ナンバーワンになるためには、同じ条件、同じ審査基準で、同じトラックの上で競争するから明確になります。ただし現実はコンテストではないですし、一回グランプリになったくらいでナンバーワンになれるとは限りません。
ナンバーワンになるためには、そのジャンルの優れた要素を取り入れ、一長一短を選択し、ほんの少しオリジナルテイストが必要です。それは、確かに業界の中では一番だと認められるかもしれませんが、自分をわざと類型化し、そのジャンルに特化した評価を得ることだけを目的としています。お山の大将になることは、大変な功績には変わりはないのですが、その後も大将の地位に君臨し続けるのは、実に大変そうに見えます。
自分が裾野の隅で日の目を見ないとしても、私は自由を選択したはずです。自分の思うようにステータスを伸ばし、いずれ花を咲かせることができれば良いと、頭では考えていました。

しかし今朝見た夢は、他人に対して優位に立ちたい、という正直すぎる邪心です。結局は、私はトラックからは降りないまま、別の角度から追い越してやろうと思っていただけなのかもしれません。何だかんだ言って、勝つことを捨てられない自分に、矛盾を知ってガッカリします。

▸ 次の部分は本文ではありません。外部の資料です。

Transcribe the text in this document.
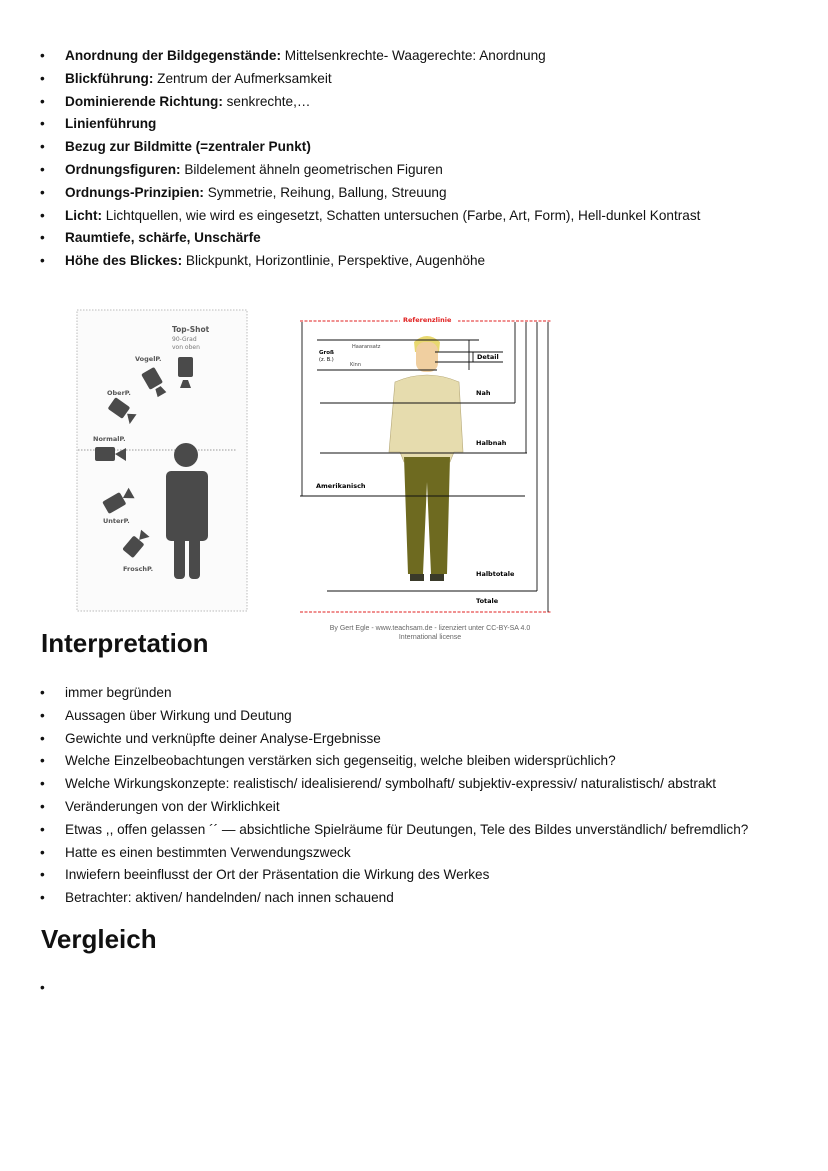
• Anordnung der Bildgegenstände: Mittelsenkrechte- Waagerechte: Anordnung
• Blickführung: Zentrum der Aufmerksamkeit
• Dominierende Richtung: senkrechte,…
• Linienführung
• Bezug zur Bildmitte (=zentraler Punkt)
• Ordnungsfiguren: Bildelement ähneln geometrischen Figuren
• Ordnungs-Prinzipien: Symmetrie, Reihung, Ballung, Streuung
• Licht: Lichtquellen, wie wird es eingesetzt, Schatten untersuchen (Farbe, Art, Form), Hell-dunkel Kontrast
• Raumtiefe, schärfe, Unschärfe
• Höhe des Blickes: Blickpunkt, Horizontlinie, Perspektive, Augenhöhe
Top-Shot
90-Grad
von oben
VogelP.
OberP.
NormalP.
UnterP.
FroschP.
Referenzlinie
Groß
(z. B.)
Haaransatz
Kinn
Detail
Nah
Halbnah
Amerikanisch
Halbtotale
Totale
By Gert Egle - www.teachsam.de - lizenziert unter CC-BY-SA 4.0
International license
Interpretation
• immer begründen
• Aussagen über Wirkung und Deutung
• Gewichte und verknüpfte deiner Analyse-Ergebnisse
• Welche Einzelbeobachtungen verstärken sich gegenseitig, welche bleiben widersprüchlich?
• Welche Wirkungskonzepte: realistisch/ idealisierend/ symbolhaft/ subjektiv-expressiv/ naturalistisch/ abstrakt
• Veränderungen von der Wirklichkeit
• Etwas ,, offen gelassen ´´ — absichtliche Spielräume für Deutungen, Tele des Bildes unverständlich/ befremdlich?
• Hatte es einen bestimmten Verwendungszweck
• Inwiefern beeinflusst der Ort der Präsentation die Wirkung des Werkes
• Betrachter: aktiven/ handelnden/ nach innen schauend
Vergleich
•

評価されたい、負けたくない、という気持ち自体は、人間に備わった心理的機能なのでしょう。それは打ち消したと思うこと自体、自己欺瞞になってしまうのかもしれません。
おそらく、感じる分には感じてしまうものなのだと思います。それでも、他者に勝つことを強烈な軸として生きるべきかは、各々が決められることです。実際、勝ち負けではない世界に生き、成功も失敗も表裏一体であり、どのようにすれば楽に生きられるか、幸せであるかは、一人ひとり違うものです。
ですから、人間が互いに戦い、競い合う世の中で生きているとしても、勝ち負けのために生きることをしない選択ができるはずです。

「グラップラー刃牙」より ©︎板垣恵介・秋田書店

「グラップラー刃牙」24巻、敵の戦術に寄ったビスケット・オリバに対して、範馬勇次郎が放ったセリフです。
今の私には、身に染みる言葉です。自分の持ち味で戦うことで、結果的に勝つこともあるかもしれません。勝つことも大事ですが、自分なりのベストファイトをすることも大事、ということなのだと思います。